Made in Portugal in oak veneer and metal, they have an unmistakably cool modern look that draws from mid century modern aesthetics so much in vogue at the moment. Furniture from that period, the 1950s and 1960s that resonates today was spare and streamlined without excessive decoration or ornament often using new materials and colours.
“Cocktail cabinets from the 50s and 60s were the height of sophistication and today bars in the home have become popular again through the rise in home entertaining,” says Mortell.
Art deco speciality
No stranger to furniture since opening his first shop 10 years ago followed by his flagship in Francis Street in 2014, Mortell specialises in mid-century and art deco furniture and collectibles.

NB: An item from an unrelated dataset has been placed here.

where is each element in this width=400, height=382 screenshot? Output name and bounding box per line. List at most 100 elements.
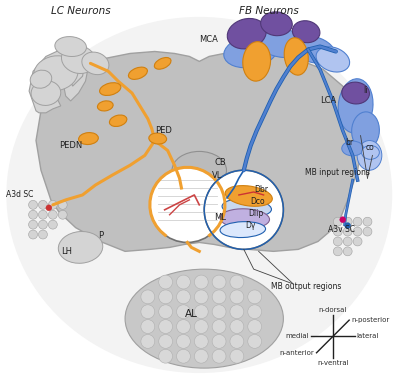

His first venture into creating his own pieces came when a Dublin couple who liked his style asked him to make them three pieces of furniture – a settee, a unit and a side table for their apartment which he decorated with zigzag motifs similar to ones he had seen on an art deco desk in the office of the celebrated French interior designer Andree Putnam, “so that became my signature to an extent both on my knitwear and bedlinen”, he says. In the new furniture range, the motif carries through on doors of the drinks cabinet and on the console table.
“This has been very much a learning curve for me and I had to work with within certain limitations in regard to content and price. Dunnes has never done a range of furniture at this level,” he says.
Each item is designed to suit contemporary apartment living as well as older houses with spacious rooms. “The pieces are quite versatile and in materials – wood, ebonised steel – that are sympathetic to various interiors and are more accessible to people with slightly strained budgets.
In my shop I have very expensive consoles that cost thousands which many young couples can’t afford, so these are great pieces at these price points. I only buy (for my shop) because I like the pieces and I only design what I like,” he says.
Immersion
Popularly known for his stylish rainwear and his newly established womenswear collections for Dunnes – his latest autumn/winter collection goes on sale next week – Mortell bridges the gap between fashion and furniture with a certain ease, using references that encompass both.
He had the privilege of seeing the Yves St Laurent apartment in Paris before the famous auction of its contents in 2009 thanks to friends who were big world collectors and viewed everything in the auction which made a lasting impression.
He describes his furniture range as based on a decade of immersion in interior magazines and years of noticing locations in Vogue fashion features, "so this is a prêt a porter range of furniture similar to what I do in fashion and the interest in mid-century has seeped into it. It is the way I see design from my point of view."
The collection also includes cushions, throws, rugs, frames, lamps, vases and dressing gowns with prices starting at €12 for a frame up to €1,800 for the cocktail cabinet.